When the officers approached McCloud, he reportedly started digging through his pockets feverishly, as if he were trying to get something out. One of the officers, who had just arrested McCloud four days before on another drug charge, believed McCloud was reaching for a weapon and started shouting for McCloud to raise his hands.
McCloud allegedly refused and kept digging in his pockets, and the officers drew their weapons and continued to command McCloud to raise his hands. He finally complied, and the officers found keys, a wallet, a cellphone and a bag filled with the crack cocaine.
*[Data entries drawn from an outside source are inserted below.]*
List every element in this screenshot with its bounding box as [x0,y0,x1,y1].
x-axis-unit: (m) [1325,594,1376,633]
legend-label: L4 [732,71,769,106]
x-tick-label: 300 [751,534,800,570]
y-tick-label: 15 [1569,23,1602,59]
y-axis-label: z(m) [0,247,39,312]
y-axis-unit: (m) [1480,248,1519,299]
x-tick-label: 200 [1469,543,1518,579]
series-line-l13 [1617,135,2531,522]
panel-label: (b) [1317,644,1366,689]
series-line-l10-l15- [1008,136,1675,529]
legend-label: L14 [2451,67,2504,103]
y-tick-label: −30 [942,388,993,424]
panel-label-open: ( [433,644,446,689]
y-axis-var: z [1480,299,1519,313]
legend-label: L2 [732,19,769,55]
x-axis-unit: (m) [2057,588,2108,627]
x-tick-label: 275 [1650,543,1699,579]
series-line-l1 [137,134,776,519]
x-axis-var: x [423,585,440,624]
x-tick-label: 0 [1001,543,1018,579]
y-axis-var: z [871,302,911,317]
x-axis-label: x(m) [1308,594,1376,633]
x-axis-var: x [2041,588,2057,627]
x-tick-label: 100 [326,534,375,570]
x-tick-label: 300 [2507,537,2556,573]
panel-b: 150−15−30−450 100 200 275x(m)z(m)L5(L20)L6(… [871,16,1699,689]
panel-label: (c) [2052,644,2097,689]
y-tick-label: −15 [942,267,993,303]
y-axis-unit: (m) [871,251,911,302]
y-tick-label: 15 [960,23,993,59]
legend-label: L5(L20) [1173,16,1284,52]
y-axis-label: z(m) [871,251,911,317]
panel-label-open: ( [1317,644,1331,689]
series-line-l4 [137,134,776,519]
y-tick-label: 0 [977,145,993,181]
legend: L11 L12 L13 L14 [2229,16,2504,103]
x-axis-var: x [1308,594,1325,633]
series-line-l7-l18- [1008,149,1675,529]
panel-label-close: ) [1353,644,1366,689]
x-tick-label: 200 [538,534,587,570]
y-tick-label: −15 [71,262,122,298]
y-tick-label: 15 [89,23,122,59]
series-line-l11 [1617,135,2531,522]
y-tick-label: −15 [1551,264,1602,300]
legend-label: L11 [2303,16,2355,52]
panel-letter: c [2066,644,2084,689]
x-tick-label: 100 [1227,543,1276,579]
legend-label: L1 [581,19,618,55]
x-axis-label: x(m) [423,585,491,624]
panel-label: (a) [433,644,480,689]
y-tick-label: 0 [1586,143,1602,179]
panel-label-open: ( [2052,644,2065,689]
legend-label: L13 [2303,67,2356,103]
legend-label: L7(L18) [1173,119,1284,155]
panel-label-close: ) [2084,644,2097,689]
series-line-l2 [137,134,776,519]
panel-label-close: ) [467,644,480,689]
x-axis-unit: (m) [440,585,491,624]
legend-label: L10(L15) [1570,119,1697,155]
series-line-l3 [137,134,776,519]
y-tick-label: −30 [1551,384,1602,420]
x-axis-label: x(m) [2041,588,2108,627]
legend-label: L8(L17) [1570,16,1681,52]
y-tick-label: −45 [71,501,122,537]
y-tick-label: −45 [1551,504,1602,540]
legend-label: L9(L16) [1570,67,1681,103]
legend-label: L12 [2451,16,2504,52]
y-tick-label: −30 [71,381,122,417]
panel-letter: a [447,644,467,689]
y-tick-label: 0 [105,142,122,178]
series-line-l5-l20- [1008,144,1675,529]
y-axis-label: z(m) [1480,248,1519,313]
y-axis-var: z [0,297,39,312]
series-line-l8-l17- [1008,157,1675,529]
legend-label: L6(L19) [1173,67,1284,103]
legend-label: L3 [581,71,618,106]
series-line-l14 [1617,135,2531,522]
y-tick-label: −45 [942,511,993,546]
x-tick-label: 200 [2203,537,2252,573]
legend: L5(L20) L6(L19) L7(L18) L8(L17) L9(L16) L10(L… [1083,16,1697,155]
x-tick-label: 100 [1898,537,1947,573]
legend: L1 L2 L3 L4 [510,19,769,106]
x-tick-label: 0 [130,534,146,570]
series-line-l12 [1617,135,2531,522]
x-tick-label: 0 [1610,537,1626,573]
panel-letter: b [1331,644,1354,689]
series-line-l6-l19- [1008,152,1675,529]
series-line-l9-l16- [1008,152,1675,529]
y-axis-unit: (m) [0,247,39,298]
According to the affidavit, McCloud told the officers he had stolen the drugs from someone else.
Defense attorney Zaki Ali, who represented McCloud in the case, said he was pleased with the verdict despite the conviction because the result wasn't as bad as it could've been.
"With the dealing charge, he was looking at a maximum of 50 years on that, and with the habitual charge, he was looking at upward of 70 years, if not more," Ali said. "He's still looking at prison time, but not nearly the amount that was on the line."
Ali also said that part of his strategy involved admitting McCloud was in possession of the drugs, but that he had no intention of dealing.
"There was no way around it," Ali said. "If we had said anything to the contrary, it wouldn't have been true."
For McCloud to be eligible for the enhanced habitual offender status, it needed to be proved that he was within 1,000 feet of a community housing project and that he intended to deliver the drugs to someone under 18 years old. Happe said the state couldn't prove the latter.